Sat, 09 Jun 2001

Mexico's lacquerwork shows a glorious legacy

By Mehru Jaffer

JAKARTA (JP): Fortunately, there is a flip side to everything.

If colonialism was the creation of greedy traders and globalization is predominantly an enterprise enabling businesspeople to further fatten their pockets, lives have also been enriched by the constant intermingling of people from around the globe.

A colorful exhibition titled La Casa de Mexico displaying indigenous lacquerwork of Mexico from five states -- Guerrero, Michoacan, Chiapas, Durango and Jalisco -- is an example of how fruitful it is to keep sharing ideas with others.

Lacquerwork has been a thriving art in Mexico since pre- hispanic times. At that time, simple geometric designs featuring just three colors were used, along with varnished wooden objects made with several coats of paint derived from different animal, vegetable and mineral-based pigments. These objects were used for storing drinking water or as receptacles used at rituals.

The ancient inhabitants of Mesoamerica used this technique for other everyday objects, such as earthenware bowls or gourds meant for drinking water, or atole, the hot maize drink, and calabash bowls for washing hands or for straining food.

Dazzled by the beauty of these objects, royalty demanded them as payment; in one area alone it is estimated that 20,000 varnished lacquerware items were paid annually in tributary taxes.

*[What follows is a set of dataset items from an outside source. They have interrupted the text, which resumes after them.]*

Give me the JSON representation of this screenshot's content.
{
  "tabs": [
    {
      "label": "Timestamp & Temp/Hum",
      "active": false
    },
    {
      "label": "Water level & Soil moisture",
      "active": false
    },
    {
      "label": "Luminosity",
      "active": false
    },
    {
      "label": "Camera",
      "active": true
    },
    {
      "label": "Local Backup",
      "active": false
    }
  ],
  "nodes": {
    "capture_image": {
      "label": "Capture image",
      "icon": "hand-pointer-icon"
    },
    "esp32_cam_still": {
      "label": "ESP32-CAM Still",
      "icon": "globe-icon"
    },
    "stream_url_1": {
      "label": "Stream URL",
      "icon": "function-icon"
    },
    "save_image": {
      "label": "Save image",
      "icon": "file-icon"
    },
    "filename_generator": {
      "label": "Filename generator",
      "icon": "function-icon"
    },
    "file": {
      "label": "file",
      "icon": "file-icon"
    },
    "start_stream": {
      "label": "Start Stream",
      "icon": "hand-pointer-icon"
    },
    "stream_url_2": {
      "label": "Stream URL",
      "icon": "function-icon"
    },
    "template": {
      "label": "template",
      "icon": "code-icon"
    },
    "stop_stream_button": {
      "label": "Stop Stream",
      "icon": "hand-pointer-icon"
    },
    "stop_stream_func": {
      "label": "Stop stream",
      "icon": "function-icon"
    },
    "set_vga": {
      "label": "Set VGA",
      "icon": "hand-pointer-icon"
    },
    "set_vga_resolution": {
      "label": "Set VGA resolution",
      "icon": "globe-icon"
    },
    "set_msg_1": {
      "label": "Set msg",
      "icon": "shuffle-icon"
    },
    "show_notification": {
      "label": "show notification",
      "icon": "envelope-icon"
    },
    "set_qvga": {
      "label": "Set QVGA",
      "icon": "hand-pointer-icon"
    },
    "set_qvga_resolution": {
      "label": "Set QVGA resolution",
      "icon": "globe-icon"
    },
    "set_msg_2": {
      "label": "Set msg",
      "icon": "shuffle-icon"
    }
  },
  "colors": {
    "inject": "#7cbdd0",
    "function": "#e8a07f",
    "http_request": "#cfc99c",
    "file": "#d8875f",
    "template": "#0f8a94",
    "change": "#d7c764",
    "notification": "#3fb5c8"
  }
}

While luxury pieces were reserved for members of the elite, there were also plenty of items available to the common person for their daily use.

According to ancient chronicles, priests carried elongated tecomates on their backs. Lacquered and set with turquoise, these gourds were used for ceremonial purposes. Without abandoning their own roots, lacquer artists assimilated esthetics inherited from three centuries of Spanish presence in Mexico. Artists adopted new objects for decoration such as bowls, chests, trunks, boxes, furniture and items for the church despite their technique remaining rooted in the past.

"With the establishment of a trade route connecting Mexico to the Philippines in the 16th century, a new aesthetic style entered the artistic panorama of Mexican lacquerwork: Oriental art," claim art historians Sonia Perez Carrillo and Carmen Rodriguez de Tembleque from the University of Madrid.

The influence of an Asian aesthetic was assimilated through commercial exchange routes. The first one joined Asia and the New World by way of the Pacific Ocean, which facilitated the arrival of objects from China, Japan, the Philippines, India, Cambodia and Indonesia and the second one opened in the 17th century when lacquerwork crossed the Atlantic to arrive in Spain.

It may be from colonial times that Mexican lacquerwork came to be prized elsewhere but one theory suggests that there may have been interaction between the ancient Chinese and the ancient Mexican people via the Bering Straits.

Mexican lacquerwork seems proof of the migration of the ancient Chinese to the New World, centuries, perhaps millennia, before the Spanish invasion. Scholars continue to associate the pictorial technique, particularly from Uruapan in Michoacan, with the East, particularly China.

Keeping the debate alive on its exact origins is the other school of thought that insists that Mexican lacquerwork did not come from the Orient and that the ancient people of Mexico produced these goods prior to any outside influence.

Whatever the reality, lacquerwork is said to also be one of the earliest crafts of Asia. It became highly developed in India, the Chinese mastered inlaid lacquerwork with ivory, jade, coral or abalone.

The art spread to Korea, then to Japan where it took new forms, notably gold lacquerwork. Fine Asian lacquerwork may have more than 40 coats, each being dried and smoothed with a whetstone before the application of the next. The ware is decorated either in color, gold or silver and enhanced by relief work, engraving or carving.

Inlaid lacquer is the most complicated and highly regarded work. Incised or grooved lacquer involves several coats before the lacquer is rubbed down to a smooth, glossy finish. Designs are cut through or grooved through the top layer just deep enough to reach the colored layer below and painted lacquer is simply the painting of colored designs like flowers and birds with oil paint on a base of several coats of lacquer. The last is the simplest technique and the one that is now most commonly practiced by commercial artists.

Viewers here are therefore lucky to get a glimpse into some rare pieces that are not produced anymore as they require highly specialized skills that are no longer practiced. Artisans seldom use the original chia oil, obtained from a type of sage and a traditional mixture of soils and plants. What is available in the market today is mostly plastic plastered over wood and decorated in oil paints.

Lacquerwork has already been reduced from utilitarian objects to exclusively decorative pieces, a further signal that the artisan's heritage is in danger of extinction.

The exhibition of 80 pieces of lacquerwork will remain on display at La Casa de Mexico, Jl. Panglima Polim III, No. 1-3, Kebayoran Baru, between 11 a.m. and 6 p.m., until June 15.